Some people confuse engineered wood with laminate, but nothing could be further from the truth. Laminate flooring may look like wood, but it is not, it is simply a photographic image under a clear protective layer. Engineered wood, however, is the real thing. And once laid it is virtually impossible to distinguish it from solid wood. But instead of being milled from a single piece of timber, engineered boards consist of several layers, and this construction results in a number of very sound advantages.
In an engineered board, the top layer is, of course, solid wood, whilst the other layers may be plywood, softwood or yet more layers of hardwood. Each layer is bonded to the next with the grain running at right angles, which makes it virtually impossible for the board to swell or shrink.
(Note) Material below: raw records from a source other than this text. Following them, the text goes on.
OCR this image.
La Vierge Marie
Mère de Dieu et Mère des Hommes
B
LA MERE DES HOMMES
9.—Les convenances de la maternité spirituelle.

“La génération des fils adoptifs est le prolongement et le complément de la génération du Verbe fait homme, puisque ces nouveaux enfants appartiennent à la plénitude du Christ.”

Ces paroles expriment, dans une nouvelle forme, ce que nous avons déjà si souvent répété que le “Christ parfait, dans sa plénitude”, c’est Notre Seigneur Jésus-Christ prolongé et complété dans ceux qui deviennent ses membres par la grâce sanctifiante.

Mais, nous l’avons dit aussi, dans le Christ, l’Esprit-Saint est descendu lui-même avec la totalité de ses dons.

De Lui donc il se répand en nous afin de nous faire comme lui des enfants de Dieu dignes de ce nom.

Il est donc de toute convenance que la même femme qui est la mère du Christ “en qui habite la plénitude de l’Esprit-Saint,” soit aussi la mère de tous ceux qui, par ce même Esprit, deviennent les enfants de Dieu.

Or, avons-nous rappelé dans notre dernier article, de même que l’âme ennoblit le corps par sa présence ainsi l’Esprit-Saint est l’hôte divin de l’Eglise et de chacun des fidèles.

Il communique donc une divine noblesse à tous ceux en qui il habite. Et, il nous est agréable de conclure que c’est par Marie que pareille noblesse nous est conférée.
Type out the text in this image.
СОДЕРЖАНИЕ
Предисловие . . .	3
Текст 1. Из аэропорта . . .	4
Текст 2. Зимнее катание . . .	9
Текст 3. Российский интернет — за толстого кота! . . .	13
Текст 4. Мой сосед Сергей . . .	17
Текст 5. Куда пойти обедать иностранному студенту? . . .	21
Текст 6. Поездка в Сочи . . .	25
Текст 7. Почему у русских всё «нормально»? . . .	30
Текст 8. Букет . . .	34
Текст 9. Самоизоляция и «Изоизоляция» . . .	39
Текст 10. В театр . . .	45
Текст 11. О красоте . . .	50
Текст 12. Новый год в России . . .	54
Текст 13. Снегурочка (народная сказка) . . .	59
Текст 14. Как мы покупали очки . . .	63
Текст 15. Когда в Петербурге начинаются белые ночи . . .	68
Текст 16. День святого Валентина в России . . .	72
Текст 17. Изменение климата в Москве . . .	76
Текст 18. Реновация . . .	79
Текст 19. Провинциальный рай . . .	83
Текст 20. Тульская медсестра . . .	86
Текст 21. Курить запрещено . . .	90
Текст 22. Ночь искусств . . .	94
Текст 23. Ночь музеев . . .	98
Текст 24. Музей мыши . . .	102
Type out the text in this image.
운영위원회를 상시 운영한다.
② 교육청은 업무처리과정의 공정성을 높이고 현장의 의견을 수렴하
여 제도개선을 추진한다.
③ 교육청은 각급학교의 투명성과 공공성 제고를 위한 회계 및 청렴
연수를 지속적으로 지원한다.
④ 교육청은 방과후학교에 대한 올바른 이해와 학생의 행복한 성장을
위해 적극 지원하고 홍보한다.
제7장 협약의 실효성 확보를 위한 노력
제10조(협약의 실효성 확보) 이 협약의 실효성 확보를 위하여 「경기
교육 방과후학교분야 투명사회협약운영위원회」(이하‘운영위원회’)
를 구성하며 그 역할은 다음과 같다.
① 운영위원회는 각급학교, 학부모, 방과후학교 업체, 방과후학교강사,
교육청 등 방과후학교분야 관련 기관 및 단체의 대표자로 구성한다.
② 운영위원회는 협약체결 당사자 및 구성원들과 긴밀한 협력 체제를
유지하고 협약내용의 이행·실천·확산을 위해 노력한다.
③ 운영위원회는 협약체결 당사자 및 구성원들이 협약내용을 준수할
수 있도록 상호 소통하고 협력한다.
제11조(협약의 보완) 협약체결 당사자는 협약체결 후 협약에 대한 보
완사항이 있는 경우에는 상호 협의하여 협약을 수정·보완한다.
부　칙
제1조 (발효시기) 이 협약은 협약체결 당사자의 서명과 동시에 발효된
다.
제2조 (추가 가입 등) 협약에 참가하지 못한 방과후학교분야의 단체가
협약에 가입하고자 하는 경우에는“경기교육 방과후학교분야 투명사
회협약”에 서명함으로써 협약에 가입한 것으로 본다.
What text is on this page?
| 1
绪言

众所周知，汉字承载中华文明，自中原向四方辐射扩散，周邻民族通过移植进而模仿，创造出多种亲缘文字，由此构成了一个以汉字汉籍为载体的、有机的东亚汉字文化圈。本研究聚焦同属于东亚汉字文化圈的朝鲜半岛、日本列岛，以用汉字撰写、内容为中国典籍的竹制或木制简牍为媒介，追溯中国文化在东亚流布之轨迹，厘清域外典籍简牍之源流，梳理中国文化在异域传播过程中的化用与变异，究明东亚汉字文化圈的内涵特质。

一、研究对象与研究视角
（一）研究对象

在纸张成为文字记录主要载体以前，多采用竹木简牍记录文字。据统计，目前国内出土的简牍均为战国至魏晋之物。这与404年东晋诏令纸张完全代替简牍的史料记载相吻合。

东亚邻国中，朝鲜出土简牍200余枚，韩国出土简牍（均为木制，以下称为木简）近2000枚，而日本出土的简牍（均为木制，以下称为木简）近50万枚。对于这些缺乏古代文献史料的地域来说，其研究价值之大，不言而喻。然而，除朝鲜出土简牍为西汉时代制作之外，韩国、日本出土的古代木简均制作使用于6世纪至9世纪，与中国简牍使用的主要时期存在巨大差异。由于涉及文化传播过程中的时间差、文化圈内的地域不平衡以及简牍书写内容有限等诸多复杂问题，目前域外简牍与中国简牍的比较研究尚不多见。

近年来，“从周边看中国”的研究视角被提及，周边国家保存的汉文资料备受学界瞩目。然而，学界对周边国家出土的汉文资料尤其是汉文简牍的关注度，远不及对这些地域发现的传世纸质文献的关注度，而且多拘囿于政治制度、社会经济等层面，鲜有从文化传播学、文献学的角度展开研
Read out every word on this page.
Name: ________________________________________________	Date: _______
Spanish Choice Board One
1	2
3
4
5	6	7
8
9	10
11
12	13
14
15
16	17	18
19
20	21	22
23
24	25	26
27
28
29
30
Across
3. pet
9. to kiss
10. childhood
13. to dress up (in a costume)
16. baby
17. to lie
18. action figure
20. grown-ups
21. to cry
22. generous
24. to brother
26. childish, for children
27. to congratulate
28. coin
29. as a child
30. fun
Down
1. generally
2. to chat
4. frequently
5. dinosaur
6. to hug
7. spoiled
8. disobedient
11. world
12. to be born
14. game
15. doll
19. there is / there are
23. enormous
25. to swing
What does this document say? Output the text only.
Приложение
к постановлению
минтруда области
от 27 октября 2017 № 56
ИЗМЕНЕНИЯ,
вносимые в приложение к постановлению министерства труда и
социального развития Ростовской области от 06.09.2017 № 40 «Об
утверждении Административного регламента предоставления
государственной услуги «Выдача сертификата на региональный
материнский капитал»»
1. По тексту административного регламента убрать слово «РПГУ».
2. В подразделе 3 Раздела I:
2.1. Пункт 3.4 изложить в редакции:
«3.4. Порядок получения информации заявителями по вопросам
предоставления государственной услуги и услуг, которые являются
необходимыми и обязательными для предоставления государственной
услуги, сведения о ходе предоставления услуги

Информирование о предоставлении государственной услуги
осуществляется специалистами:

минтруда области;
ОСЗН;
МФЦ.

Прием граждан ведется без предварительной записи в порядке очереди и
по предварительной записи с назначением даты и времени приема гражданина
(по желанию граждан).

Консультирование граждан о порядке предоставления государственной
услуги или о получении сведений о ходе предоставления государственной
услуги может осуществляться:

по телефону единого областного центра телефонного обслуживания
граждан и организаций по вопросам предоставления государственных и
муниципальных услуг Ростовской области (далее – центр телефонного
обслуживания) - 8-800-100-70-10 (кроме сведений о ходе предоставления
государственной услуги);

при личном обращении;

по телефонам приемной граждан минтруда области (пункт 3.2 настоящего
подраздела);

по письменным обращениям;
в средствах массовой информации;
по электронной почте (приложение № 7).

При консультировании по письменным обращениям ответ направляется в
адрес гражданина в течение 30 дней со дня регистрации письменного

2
So when it is laid it is highly unlikely to warp and gap, or otherwise suffer in the same way as solid wood flooring can when exposed to changes in humidity through the use of heating and air conditioning, or simply due to a change in the weather.
In addition to being far more stable, engineered wood offers several other benefits. It may be laid as a floating floor, as well as being nailed or glued down, and some planks even come in an easy to fit 'click' system. It is usually pre-finished, meaning you see exactly how your floor will look before it is fitted and ensuring a faster, easier installation with no mess and no fuss. And, because it isn't affected by changes in humidity, it is available in much wider, longer, more imposing planks. Finally, it is particularly kind to the environment, because every beautiful, stable, hard wearing engineered timber floor fitted uses less of the slow-growth hardwoods. Little wonder that engineered timber is now by far the most popular type of timber flooring fitted around the world.